3 photos
Car people generally prefer very particular types of vehicle. It could be a supreme off-roader, or a pared-down track beast; maybe it just makes a sweet, sweet racket with that big V8. But that beloved car is typically a specialist. It does one or two things with exceptional proficiency — even if the average owner may never use that feature.
The Honda CR-V is the antithesis of that car. It’s brilliant in an entirely different way: it’s the ultimate generalist.
With the CR-V, Honda set out to build the consummate useful car. The company has been refining that vision for more than two decades. The CR-V has the practical body style everyone wants these days — a spacious compact crossover. Instead of a superpower, the CR-V is simply good at just about every normal car activity…assuming normal for you doesn’t include towing a giant camping trailer, rock crawling, or accelerating like an absolute loon.

I consider myself a car person.
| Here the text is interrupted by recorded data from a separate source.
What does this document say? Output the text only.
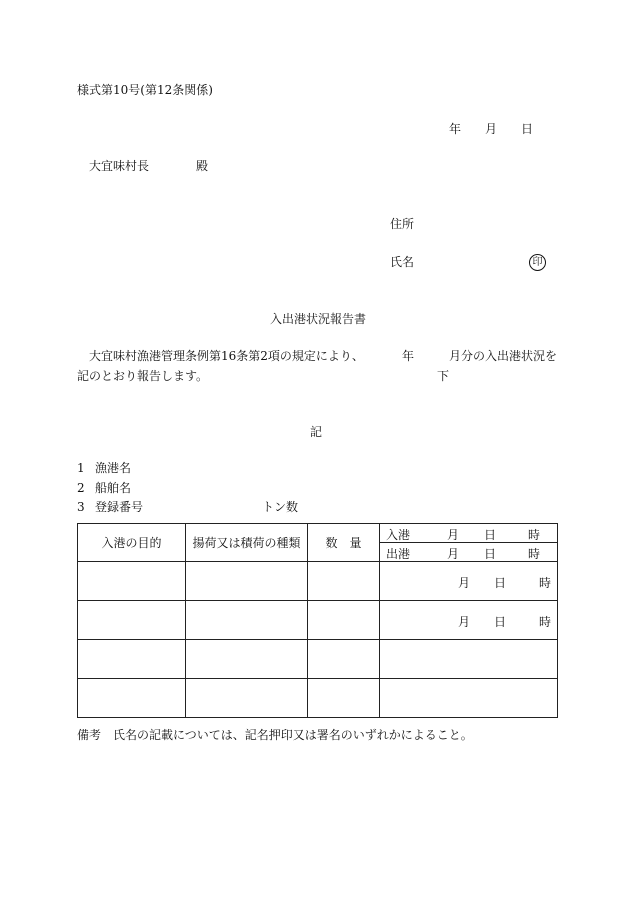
様式第10号(第12条関係)
年 月 日
大宜味村長	殿
住所
氏名	印
入出港状況報告書
大宜味村漁港管理条例第16条第2項の規定により、	年	月分の入出港状況を下
記のとおり報告します。
記
1 漁港名
2 船舶名
3 登録番号	トン数
入港の目的	揚荷又は積荷の種類	数　量	入港 月 日 時

			出港 月 日 時

			月 日 時

			月 日 時

備考　氏名の記載については、記名押印又は署名のいずれかによること。
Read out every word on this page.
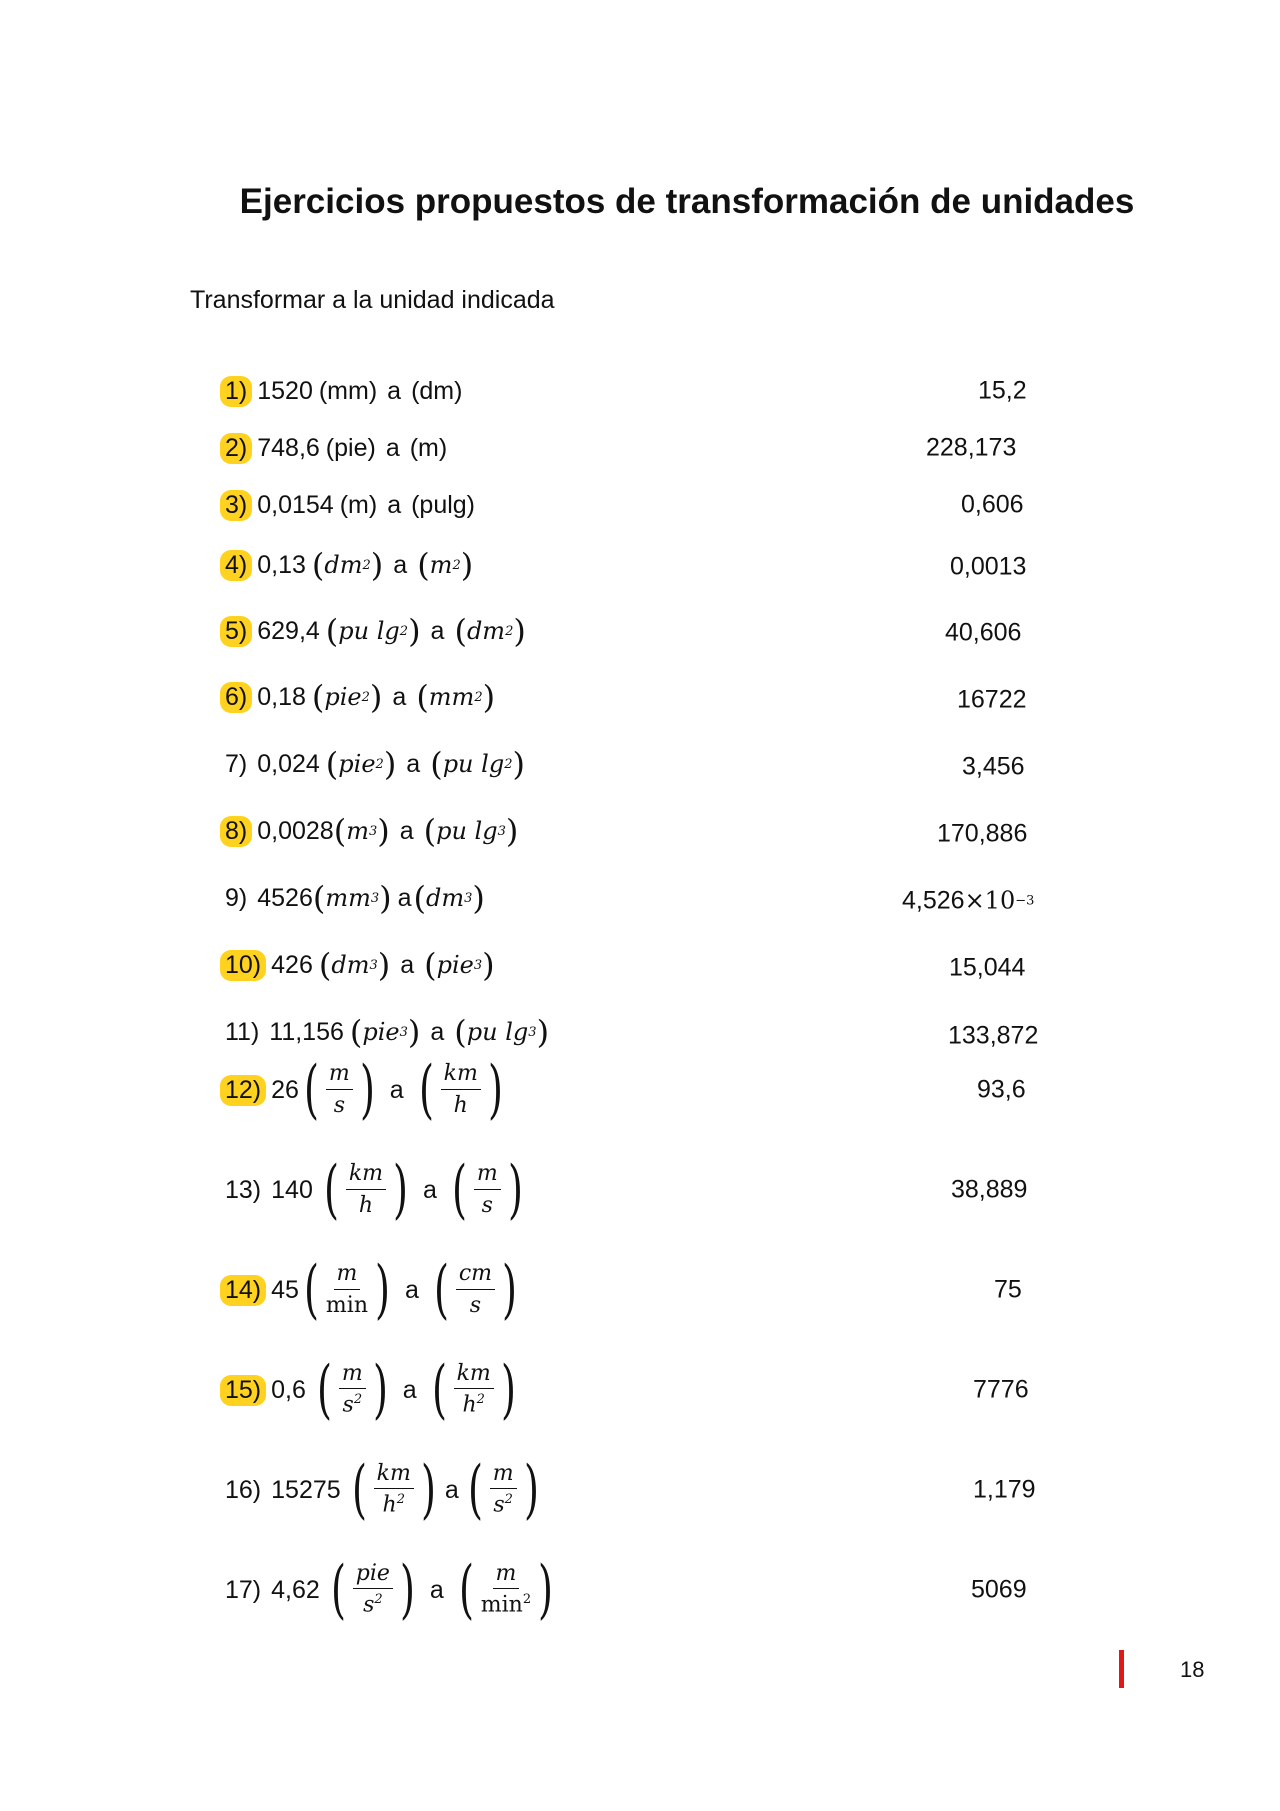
Ejercicios propuestos de transformación de unidades
Transformar a la unidad indicada
1) 1520 (mm) a (dm)	15,2
2) 748,6 (pie) a (m)	228,173
3) 0,0154 (m) a (pulg)	0,606
4) 0,13 ( dm 2 ) a ( m 2 )	0,0013
5) 629,4 ( pu lg 2 ) a ( dm 2 )	40,606
6) 0,18 ( pie 2 ) a ( mm 2 )	16722
7) 0,024 ( pie 2 ) a ( pu lg 2 )	3,456
8) 0,0028 ( m 3 ) a ( pu lg 3 )	170,886
9) 4526 ( mm 3 ) a ( dm 3 )	4,526 ×10 −3
10) 426 ( dm 3 ) a ( pie 3 )	15,044
11) 11,156 ( pie 3 ) a ( pu lg 3 )	133,872
12) 26 ( $\frac{m}{s}$ ) a ( $\frac{km}{h}$ )	93,6
13) 140 ( $\frac{km}{h}$ ) a ( $\frac{m}{s}$ )	38,889
14) 45 ( $\frac{m}{\min}$ ) a ( $\frac{cm}{s}$ )	75
15) 0,6 ( $\frac{m}{s^2}$ ) a ( $\frac{km}{h^2}$ )	7776
16) 15275 ( $\frac{km}{h^2}$ ) a ( $\frac{m}{s^2}$ )	1,179
17) 4,62 ( $\frac{\text{pie}}{s^2}$ ) a ( $\frac{m}{\min^2}$ )	5069
18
Writing about cars for a living, I want every manufacturer to swing for the fences with a car, succeed or fail wildly, and include a manual transmission option as much as possible. But, in my real life, my hair keeps getting grayer. My family — and consequent responsibilities — keeps expanding. As depressing as it may be to admit, a practical family car like the Honda CR-V makes a whole lot of sense.
I spent a week with a Honda CR-V Touring — ironically, a week where social distancing meant I had almost nothing practical to do. It wasn’t rollicking fun. But the car was flawless.